IF I were to do this (Im not) it would only be outdoors. The exhaust from the pump will contain acetone vapors. Also acetone evaporates at a very fast rate, it would seem impossible to maintain a consistent ratio. I use about a gallon of CJ a year. Too many downsides to this approach.
 
Well, not according to my experience. Cactus Juice do reacts with things. One of those things being the acrylic lid of your vacuum (provided that you have an acylic lid). It will react with acrylic and create cracks on the surface. From what I've seen, the cracks remain on the surface and do not dig deeper. However, I've came accross some posts/videos saying that because of the cracks and the pressure, an implosion had occured.
This said, in comparison with acetone, CJ didn't have any impact on my vacuum pump. So yeah, if you can afford 40-50€/L, CJ is the way to go.
I had the same experience with the "plastic"lid. The Question is: is this due to the catus juice or the pressure/vacuum?

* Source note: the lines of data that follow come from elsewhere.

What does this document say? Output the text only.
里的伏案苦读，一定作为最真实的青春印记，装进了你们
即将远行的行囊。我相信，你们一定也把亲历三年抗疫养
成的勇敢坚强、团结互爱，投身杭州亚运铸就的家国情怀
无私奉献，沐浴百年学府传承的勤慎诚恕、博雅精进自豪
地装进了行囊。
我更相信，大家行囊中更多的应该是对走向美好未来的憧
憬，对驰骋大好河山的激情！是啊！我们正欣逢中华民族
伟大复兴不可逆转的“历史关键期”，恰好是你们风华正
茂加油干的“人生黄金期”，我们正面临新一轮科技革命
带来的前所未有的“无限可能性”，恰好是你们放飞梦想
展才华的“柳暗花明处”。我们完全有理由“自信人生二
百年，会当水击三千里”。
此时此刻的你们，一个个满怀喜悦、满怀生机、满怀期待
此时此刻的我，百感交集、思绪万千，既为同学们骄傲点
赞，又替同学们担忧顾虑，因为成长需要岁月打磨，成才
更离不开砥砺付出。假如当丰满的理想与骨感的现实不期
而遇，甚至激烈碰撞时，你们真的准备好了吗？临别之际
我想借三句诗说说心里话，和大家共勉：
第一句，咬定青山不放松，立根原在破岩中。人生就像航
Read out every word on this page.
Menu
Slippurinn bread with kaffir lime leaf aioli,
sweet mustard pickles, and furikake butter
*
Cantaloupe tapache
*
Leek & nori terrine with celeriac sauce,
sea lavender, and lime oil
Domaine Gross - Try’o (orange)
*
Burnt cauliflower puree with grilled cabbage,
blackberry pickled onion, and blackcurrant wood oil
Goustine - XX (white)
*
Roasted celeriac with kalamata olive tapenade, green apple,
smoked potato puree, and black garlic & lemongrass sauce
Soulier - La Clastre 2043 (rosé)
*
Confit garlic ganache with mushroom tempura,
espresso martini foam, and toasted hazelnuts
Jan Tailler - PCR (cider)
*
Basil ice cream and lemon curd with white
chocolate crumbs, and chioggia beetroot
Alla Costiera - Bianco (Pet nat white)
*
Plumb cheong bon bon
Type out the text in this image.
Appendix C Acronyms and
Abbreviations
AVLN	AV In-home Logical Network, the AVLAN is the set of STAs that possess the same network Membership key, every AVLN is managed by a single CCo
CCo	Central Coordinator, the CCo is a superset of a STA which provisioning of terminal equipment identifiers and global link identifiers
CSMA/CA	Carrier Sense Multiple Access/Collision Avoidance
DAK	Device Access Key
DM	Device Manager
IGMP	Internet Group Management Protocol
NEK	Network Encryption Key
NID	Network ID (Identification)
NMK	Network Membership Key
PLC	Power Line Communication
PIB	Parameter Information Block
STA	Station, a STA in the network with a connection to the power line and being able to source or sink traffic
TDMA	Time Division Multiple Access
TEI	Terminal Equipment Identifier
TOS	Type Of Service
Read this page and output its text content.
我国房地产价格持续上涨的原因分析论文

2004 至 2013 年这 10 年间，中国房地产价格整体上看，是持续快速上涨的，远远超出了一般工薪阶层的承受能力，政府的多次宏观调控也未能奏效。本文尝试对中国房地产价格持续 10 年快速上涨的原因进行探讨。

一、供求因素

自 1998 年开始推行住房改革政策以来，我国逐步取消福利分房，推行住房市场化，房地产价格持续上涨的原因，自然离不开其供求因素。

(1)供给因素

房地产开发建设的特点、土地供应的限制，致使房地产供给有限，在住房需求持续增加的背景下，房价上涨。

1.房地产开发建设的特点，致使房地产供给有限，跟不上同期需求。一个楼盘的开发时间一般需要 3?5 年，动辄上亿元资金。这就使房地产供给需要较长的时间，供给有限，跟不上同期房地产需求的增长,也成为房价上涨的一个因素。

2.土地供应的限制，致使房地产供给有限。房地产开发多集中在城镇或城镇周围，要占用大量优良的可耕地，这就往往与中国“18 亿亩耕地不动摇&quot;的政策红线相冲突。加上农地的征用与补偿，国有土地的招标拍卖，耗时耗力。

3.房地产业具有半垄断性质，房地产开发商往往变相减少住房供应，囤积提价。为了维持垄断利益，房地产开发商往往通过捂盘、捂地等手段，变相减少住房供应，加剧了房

Here in Europe you need to take a careful look if its acetone what you buy and not a alternatief.
 
I had the same experience with the "plastic"lid. The Question is: is this due to the catus juice or the pressure/vacuum?
Here in Europe you need to take a careful look if its acetone what you buy and not a alternatief.
I think it's the CJ, a well known reaction. It would take a chemist to explain it. I made sure to buy a chamber with a glass lid because of it. in A shop I worked in that flame polished acrylic I saw it crack from simple exposure to alcohol fumes. In liquid form CJ will remove alcohol based inks, like a sharpie.
 
Solvents such as above have been taken out of the operations of all general manufacturing processes for a reason. They are all carcinogenic.
This seems scary tbh. However, tried to look it up and not sure if acetone is carcinogenic. At least no real studies have proven it so far.
This said, I'm pretty sure it's not healthy either so you are probably right that people should be aware of what they're doing and the risk they're occuring.

As for me, next batches will be done outside which is safer.
 
This seems scary tbh. However, tried to look it up and not sure if acetone is carcinogenic. At least no real studies have proven it so far.
This said, I'm pretty sure it's not healthy either so you are probably right that people should be aware of what they're doing and the risk they're occuring.

As for me, next batches will be done outside which is safer.
If you look at the SDS for Acetone it does say it is not carinogenic but all the other issues it presents are enough for me to not want to unnecessarily muck around with it. Have I in the past? Yes and I have used it to clean stubborn stuff off my skin but not any longer.
Since its vapors are heavier than air you dont know it until it's to late. The vacuum will be purging those vapors in the process and that is when the caution really needs to be taken.
PLease use every precaution when using Actone.
 
I don't deal with acetone as much as I do CA, but my hands are in contact with it more intensely than CA is - except for the CA fumes. AND CA fumes are far more damaging to me than Acetone so far. That said, I take several precautionary steps when using CA, and a a regular basis.